The elements at the bottom of the periodic table are rare and could well be monopolized by China. Maybe it might be time to adjust your investment portfolio.
November 18th, 2009
November 18th, 2009
China’s monopoly on rare earth metals could choke economies across the world.
Cast your eyes down to the lower reaches of the periodic table, and you find a row of exotic-sounding elements that you probably never got to in chemistry lessons. Here lie 17 elements known as rare earth metals, a group consisting of lanthanides (atomic numbers 57-71), scandium (21) and yttrium (39)—the latter owing its name to the similarly unpronounceable Swedish town where it was discovered in the late 18th century. Yet rare elements are not quite as unusual as their names might suggest. In fact, they are everywhere: in your mobile phone, hard disk drive, iPod headphones, plasma television, and hundreds of other electronic and industrial products. And now their supply is under threat.
Global demand for these metals has more than doubled over the past decade, as ever more devices make use of their unique properties. Rare earth phosphors in your television screen make the colours bright, while super-strong rare earth magnets allow electric motors to be compact enough to fit in a car, and headphones small enough to fit in your ear. Japan manufactures many of these goods and is the world’s biggest importer of the metals. The car giant Toyota aims to sell around 1m hybrid cars a year from 2010—a huge jump if you consider that it has sold 2m hybrids in total since 1997. With several kilograms of rare earth metals in each hybrid car, Toyota, Honda and other car-makers will have to stock up to avoid bottlenecks.
The problem is that there is only one seller: China, with 95 per cent of the world’s supply. Not only does China dominate the production of rare earths, it also leads the field in extraction. That means, for example, that when Japan buys rare earth minerals from countries other than China, it still has to pay Chinese factories to extract the pure metal. All of this wouldn’t be an issue if China was keen to sell. But, increasingly, it isn’t. Beijing has cut export quotas steadily, from 48,500 tonnes in 2004 to 31,310 tonnes in 2009. And in August, China proposed capping rare earth exports at 35,000 tonnes for each of the next six years; barely enough to satisfy the current Japanese market, let alone the world. Even worse for companies like Toyota, China is planning to entirely phase out some forms of dysprosium, a vital component in the magnets of electric car motors. Without dysprosium, the magnets won’t work at high temperatures, meaning in theory that your hybrid car could stop dead as you hit the motorway.

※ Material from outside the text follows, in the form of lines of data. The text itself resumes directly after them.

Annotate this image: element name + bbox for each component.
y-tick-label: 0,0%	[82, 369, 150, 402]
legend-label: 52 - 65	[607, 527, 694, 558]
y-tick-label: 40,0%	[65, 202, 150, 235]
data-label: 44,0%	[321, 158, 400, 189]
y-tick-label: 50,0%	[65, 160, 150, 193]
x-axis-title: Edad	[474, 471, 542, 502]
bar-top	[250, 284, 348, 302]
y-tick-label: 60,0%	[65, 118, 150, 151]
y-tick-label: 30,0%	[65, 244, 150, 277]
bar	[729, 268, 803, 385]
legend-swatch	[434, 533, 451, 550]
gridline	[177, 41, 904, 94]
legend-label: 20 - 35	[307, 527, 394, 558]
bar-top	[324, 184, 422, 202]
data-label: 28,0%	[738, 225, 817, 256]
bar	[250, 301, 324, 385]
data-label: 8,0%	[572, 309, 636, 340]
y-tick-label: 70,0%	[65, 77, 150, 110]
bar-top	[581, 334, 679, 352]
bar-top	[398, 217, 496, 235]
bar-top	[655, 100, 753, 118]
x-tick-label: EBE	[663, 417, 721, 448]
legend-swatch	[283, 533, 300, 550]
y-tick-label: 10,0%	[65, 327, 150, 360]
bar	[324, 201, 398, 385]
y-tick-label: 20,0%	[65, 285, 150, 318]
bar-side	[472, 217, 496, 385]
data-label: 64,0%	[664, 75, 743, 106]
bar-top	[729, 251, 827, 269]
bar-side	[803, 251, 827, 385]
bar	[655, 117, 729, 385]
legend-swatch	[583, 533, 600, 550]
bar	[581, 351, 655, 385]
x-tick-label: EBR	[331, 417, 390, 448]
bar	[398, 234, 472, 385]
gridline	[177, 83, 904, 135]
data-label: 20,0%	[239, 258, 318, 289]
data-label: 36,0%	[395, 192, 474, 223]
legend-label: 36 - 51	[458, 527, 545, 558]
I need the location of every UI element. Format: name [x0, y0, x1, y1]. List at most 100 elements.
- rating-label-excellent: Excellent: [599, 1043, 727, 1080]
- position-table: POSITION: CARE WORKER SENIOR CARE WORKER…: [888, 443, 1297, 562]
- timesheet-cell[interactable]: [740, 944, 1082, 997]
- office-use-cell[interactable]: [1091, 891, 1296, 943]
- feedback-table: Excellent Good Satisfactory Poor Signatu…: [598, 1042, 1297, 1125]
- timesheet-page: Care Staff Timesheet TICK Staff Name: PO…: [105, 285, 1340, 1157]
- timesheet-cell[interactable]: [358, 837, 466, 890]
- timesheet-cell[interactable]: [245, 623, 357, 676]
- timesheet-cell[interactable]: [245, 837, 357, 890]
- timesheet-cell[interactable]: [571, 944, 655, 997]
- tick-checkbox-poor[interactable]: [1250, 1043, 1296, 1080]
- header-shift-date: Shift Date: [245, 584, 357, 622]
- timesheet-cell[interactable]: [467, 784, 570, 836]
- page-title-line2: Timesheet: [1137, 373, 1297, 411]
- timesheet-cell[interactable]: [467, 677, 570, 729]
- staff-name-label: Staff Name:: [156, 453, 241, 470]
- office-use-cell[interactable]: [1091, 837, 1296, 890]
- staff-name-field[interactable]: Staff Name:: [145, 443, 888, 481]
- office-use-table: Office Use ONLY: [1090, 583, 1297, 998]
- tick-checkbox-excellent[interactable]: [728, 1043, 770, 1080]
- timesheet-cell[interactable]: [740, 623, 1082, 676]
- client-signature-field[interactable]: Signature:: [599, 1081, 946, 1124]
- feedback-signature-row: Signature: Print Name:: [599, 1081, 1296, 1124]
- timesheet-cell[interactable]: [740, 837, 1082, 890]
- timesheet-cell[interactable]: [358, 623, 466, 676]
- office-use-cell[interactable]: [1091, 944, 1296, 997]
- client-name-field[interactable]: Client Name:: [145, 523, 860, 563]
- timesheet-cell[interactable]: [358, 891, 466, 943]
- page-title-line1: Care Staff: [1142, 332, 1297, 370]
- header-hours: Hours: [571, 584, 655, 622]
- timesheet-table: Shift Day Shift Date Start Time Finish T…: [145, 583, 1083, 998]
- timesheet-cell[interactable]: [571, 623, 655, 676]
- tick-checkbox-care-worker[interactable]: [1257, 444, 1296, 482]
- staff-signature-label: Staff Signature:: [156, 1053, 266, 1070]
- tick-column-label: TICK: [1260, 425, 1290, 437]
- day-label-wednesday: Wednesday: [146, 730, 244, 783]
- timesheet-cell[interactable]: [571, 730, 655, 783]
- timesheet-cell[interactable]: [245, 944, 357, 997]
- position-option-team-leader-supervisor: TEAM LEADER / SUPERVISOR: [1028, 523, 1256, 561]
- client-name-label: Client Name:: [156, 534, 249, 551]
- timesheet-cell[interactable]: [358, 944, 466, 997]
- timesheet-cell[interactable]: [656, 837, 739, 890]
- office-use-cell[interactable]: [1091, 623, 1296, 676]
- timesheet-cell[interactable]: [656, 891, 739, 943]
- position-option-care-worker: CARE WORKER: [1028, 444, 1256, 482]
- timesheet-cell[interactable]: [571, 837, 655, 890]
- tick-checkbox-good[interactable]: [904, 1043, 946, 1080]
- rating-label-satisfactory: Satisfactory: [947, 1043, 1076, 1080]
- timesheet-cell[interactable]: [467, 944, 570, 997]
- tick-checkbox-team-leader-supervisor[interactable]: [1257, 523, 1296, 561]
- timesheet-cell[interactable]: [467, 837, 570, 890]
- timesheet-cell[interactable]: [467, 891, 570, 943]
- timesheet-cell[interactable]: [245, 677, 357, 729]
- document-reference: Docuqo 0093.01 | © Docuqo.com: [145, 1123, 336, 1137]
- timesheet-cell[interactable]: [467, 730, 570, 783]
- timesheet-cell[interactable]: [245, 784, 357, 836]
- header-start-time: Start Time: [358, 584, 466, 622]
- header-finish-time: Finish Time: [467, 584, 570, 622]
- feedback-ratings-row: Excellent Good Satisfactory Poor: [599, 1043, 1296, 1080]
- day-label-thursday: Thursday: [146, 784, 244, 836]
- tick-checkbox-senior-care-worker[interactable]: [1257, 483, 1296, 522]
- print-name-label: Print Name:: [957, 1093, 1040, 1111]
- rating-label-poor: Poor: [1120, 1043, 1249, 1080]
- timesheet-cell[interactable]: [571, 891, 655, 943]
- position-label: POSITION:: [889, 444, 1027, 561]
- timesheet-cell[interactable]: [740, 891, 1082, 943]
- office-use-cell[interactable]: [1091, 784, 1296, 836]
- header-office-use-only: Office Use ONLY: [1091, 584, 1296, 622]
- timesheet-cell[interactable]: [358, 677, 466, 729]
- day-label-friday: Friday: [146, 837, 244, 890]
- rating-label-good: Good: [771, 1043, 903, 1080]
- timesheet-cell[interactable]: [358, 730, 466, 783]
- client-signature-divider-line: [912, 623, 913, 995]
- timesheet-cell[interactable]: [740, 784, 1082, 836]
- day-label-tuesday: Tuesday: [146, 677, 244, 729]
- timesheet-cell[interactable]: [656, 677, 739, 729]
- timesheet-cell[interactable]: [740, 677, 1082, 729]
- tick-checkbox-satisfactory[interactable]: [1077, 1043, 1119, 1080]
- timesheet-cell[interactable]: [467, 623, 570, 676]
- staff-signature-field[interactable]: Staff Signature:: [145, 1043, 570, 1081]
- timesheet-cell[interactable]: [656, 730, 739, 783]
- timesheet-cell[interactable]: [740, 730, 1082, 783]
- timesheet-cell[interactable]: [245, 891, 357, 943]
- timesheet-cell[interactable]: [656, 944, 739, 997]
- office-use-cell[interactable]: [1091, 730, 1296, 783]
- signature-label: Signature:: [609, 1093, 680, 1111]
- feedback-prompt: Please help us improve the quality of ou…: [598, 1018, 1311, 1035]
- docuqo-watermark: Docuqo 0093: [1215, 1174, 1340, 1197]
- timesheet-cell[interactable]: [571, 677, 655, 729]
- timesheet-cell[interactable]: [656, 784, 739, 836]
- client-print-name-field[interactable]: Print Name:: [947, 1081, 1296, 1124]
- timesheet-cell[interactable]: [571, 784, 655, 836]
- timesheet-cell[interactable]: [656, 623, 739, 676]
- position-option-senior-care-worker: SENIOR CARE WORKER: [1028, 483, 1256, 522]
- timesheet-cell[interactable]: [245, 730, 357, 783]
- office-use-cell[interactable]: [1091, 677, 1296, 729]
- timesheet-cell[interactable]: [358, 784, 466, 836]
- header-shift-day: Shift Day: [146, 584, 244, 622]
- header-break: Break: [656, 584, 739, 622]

Prices of the metals were rising fast before the global recession—a kilo of dysprosium hit $120 in 2007, up from $35 in 2004—and have started their rapid climb again following China’s announcement.
So what is going on? China certainly isn’t running out; it has the metals in abundance. Rather, as Shigeo Nakamura, head of the trading company Advanced Metals Japan, told me, China has a new strategy to boost its own high-tech manufacturing sector. Chinese companies stand to make handy profits by making and selling components that use the metals (like electric car motors), instead of simply selling the raw material. Such moves have already brought a chorus of corporate complaints, and the recently elected Japanese government even made securing rare metal supply a manifesto pledge. China’s response so far has been to claim that because it has such large reserves it must restrict exports, or the market would flood and global prices would fall. Unconvinced, the US and EU have already asked the WTO to investigate.
This economic gamesmanship is forcing developed countries to mimic China’s own aggressive courtship of mineral-rich African regimes: Jogmec, a Japanese body charged with securing stable resources for Japan’s industry, has already struck deals with several African countries, most recently Botswana, to develop new mines. Western companies, meanwhile, are looking anew at old assets. In California, the mining company Molycorp has reopened its Mountain Pass mine, one of the world’s richest until Chinese competition put it out of business in 2002. Yet even these efforts are unlikely to head off a bout of national panic buying. Japan has an emergency stockpile of rare metals used in steel products, and plans to increase its stock of others. But such measures won’t relieve pressure on manufacturers outside China if the cost of rare earths continues to rise; they may be faced with a stark choice of hiking up their own prices, or relocating to the People’s Republic. Senior government advisors in Britain draw a blank when asked about this scenario. Britain may not have a manufacturing sector the size of Japan’s, but the consequences of a trade monopoly in rare earths would still be disastrous.
There is no viable rare earth substitute. Other metals have been tested, but they don’t work. Scientists have had some success in reducing the amount of rare earths needed in products, but not enough. Efforts being made to reuse and recycle the many tonnes of rare earth metals currently thrown away (in discarded mobile phones, hard drives, and so on) are unlikely to make a difference on their own. Even if any of these initiatives do eventually succeed, new mines still take years to build, and new scientific techniques take just as long to be adapted for commercial use. China’s former leader Deng Xiaoping once noted that “while the middle east has its oil, China has rare earths.” His words may be even more prescient than he realised.